The official site of the Grace Methodist Episcopal Church Restoration
& Creation of the Grace Heritage Site in Lincoln, Virginia.
Grace Church Construction
1884 - 1885
The Grace Methodist Episcopal Church got its start in the Lincoln Colored School, sometimes called the Lincoln School (B), where newly freed slaves were educated in what was one of the first public schools for African Americans in Virginia. The church's congregation first organized here in 1872 under the leadership of Reverend Henry Carroll. In 1884, freedmen and other residents built the existing church just up the hill from the school. Stone masons used native field stone and topped the structure with a bell "that could be heard for miles!" The building was dedicated on July 30, 1885, under the pastorate of Reverend John Bean, a circuit rider, whose churches included those in Middleburg, Leesburg, Lincoln and others.
Services at the Church
1885 - 1949
Services were originally held on the second and fourth Sundays. The basement was sometimes used as a vocational school where Quakers taught sewing, cooking, shoe repair and other skills to the black community. The building never had plumbing, so water was carried from the nearby spring located south of the building. Two outhouses, one each for men and women were located on each side of the rear of the church and were reportedly "two-seaters." The location of the women's outhouse was discovered by archaeologists but the location of the men's room is still a mystery.

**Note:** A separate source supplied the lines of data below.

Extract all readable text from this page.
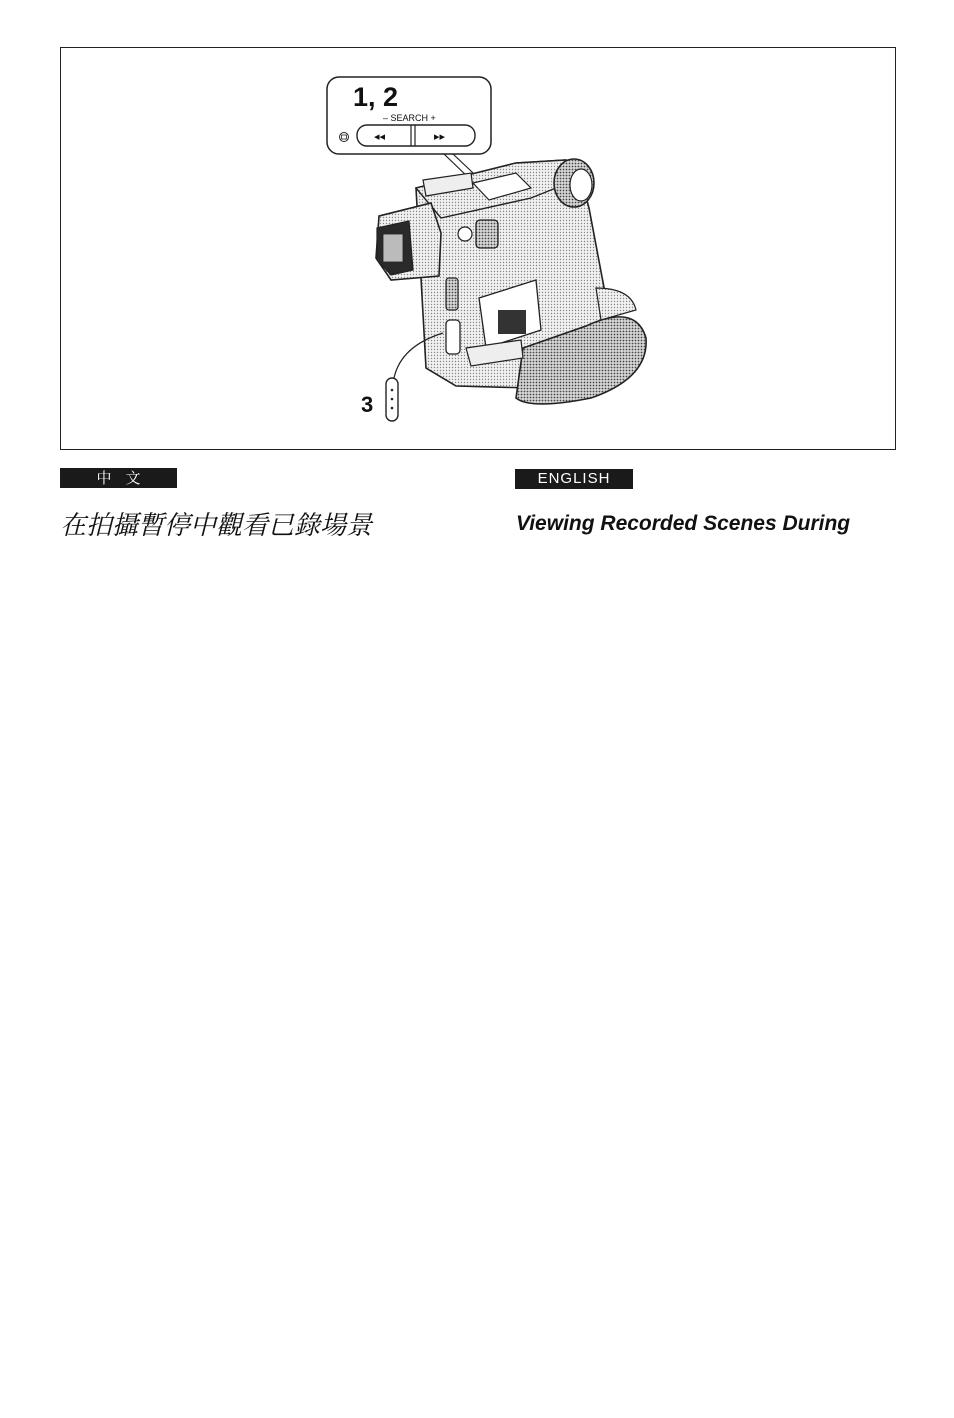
1, 2
– SEARCH +
◂◂	▸▸
3
中文	ENGLISH
在拍攝暫停中觀看已錄場景	Viewing Recorded Scenes During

After around 1915, most of the congregation resided in Purcellville and nearby Cooksville and they walked to Lincoln for services. The church was active and lively, and celebrated an annual homecoming in August attended by large crowds where potluck meals were shared. The church also celebrated “children's day” and enjoyed occasional joint-services with nearby Mount Olive Baptist Church. Money was scarce, so fundraising was a constant effort. The more popular fundraisers included "Tom Thumb Marriages" in which tickets were sold to witness staged weddings acted out by young children; and "Fan Drills", theatrical line- dances featuring young girls dressed up in colorful costumes including overskirts that "fanned" out.
The church served as an anchor and stabilizing force for the black community in Lincoln until 1942. In the early forties, then-Reverend Otis Jasper was encouraged by his church District Superintendent to have the Lincoln church join the United Methodist Conference, and move to Purcellville where most of the congregation resided. In September 1949, Grace Annex United Methodist Episcopal Church broke ground for the new building on A Street in Purcellville. The old stone church in Lincoln was eventually abandoned. Although the congregation maintains an active cemetery in Lincoln, the building has been in disrepair and out of use since the early 1950’s. The building is owned by the trustees of the Friends of Grace.
In 2002, the Lincoln Preservation Foundation, along with the then-trustees of the Grace Church, united in an ambitious undertaking: to rescue and restore the abandoned building and tell its story. With this goal in mind, the Lincoln Preservation Foundation found itself swept up in a project we originally called "Saving Grace.” Today we still use that term, but we also call it the Grace Heritage Site Project.
Today, the trustees of the Grace Church own the building as a non-profit 501(c)3, the Friends of Grace Multicultural Center, or, the Friends of Grace.
The Saving Grace Project (Grace Heritage Site Project), in a nutshell, strives to restore the building and grounds and allow it to stand as a symbol of the African American story. Exhibits will highlight the role of local blacks, with special recognition given to veterans who once served, but were disregarded because of their race. The sanctuary will return to its original glory, and be available for meetings and community events. The Grace Heritage Site will also enjoy visitors coming to Lincoln as part of an established Underground Railroad driving tour.